Sunday, June 10, 2012

Next stop, Greenwich Village

Just a few days ago, I saw an item on Twitter, from Time.com (I believe), in its 'reading for lunchtime' feature, Wes Anderson's favorite New York films. This is one of those films.

It has a 6.9 rating in IMDb.com: An aspiring Jewish actor moves out of his parents' Brooklyn apartment to seek his fortune in the bohemian life of Greenwich Village in 1953.

Critics give it 80% in Rotten Tomatoes, the audience 66% (there is not accounting for taste, is there?).

Larry Lipinski is a Brooklyn Jew, 22 years old, and is moving out of his parents's home, to grow up, to be with his liberated girlfriend, to pursue acting. (In a voiceover, which I watched a bit of, Paul Mazursky says that Larry is partly him.) It is 1953. The Rosenbergs are on the brink of being executed. Yet Larry and his friends, while politically aware, are more interested in other matters: sex, the meaning of life, whether to go to Mexico or not, and suicide.

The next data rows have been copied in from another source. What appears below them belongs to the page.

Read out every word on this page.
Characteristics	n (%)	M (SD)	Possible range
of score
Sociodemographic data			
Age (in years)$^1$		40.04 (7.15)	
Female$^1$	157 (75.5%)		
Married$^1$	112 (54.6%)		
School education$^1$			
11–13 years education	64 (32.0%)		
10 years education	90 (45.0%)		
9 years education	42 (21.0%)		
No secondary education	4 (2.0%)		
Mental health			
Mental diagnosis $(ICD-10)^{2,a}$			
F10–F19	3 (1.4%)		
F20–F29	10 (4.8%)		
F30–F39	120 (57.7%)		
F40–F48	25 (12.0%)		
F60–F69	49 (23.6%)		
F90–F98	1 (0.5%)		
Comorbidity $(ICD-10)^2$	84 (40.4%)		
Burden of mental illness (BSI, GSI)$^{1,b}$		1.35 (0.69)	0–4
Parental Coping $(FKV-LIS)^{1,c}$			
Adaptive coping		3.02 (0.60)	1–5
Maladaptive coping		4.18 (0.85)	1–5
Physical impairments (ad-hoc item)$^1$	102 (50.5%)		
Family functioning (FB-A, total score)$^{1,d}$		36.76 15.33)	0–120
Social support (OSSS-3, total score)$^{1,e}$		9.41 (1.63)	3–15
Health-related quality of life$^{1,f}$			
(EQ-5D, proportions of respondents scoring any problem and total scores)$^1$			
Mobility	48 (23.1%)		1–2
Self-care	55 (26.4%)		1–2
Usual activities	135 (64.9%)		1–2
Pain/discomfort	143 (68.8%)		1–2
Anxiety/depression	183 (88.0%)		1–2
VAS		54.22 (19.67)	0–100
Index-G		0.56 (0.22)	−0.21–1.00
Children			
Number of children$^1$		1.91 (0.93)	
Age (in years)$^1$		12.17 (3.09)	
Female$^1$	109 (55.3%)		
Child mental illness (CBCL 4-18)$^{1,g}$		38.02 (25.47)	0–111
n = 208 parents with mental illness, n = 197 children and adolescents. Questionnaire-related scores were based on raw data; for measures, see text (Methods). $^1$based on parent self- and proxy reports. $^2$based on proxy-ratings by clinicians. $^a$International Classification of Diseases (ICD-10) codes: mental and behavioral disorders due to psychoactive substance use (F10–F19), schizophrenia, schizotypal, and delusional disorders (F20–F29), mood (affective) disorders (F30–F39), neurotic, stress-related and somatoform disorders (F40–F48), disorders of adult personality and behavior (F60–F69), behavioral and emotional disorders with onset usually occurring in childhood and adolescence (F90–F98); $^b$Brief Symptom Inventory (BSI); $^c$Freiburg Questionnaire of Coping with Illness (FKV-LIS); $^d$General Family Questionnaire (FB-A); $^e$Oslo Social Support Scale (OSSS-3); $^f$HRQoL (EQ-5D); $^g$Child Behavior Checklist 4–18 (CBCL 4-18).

Chris Walken plays Robert, a handosme ladies man whose libido is only matched in size by his ego. Jeff Goldblum plays a small but discernible role as a pushy, loud actor. Bill Murray has a small speakign part in a bar. Vincent Schiavelli is a party guest who drinks and laughs.

Shelley Winters overplays the Jewish mother who can't let go of her boy, can't stop meddling, and can't (or won't) see how she is hurting the very ones she loves. Yet, in her overplaying, Winters does super work. Antonio Fargas does nice work as an openly gay black man (remember, the 1976 movie was portraying 1953), and Lou Jacobi shines as the juice bar shopowner where Larry gets a job while he waits for his big break.

Larry and his friends go to a coffeehouse, to hang out and philosophize. I recognized it immediately, or so I thought, though the street outside seemed not to fit. But a shot confirmed that it was Cafe Reggio.

Ebert gave it 3 stars. I liked it, too.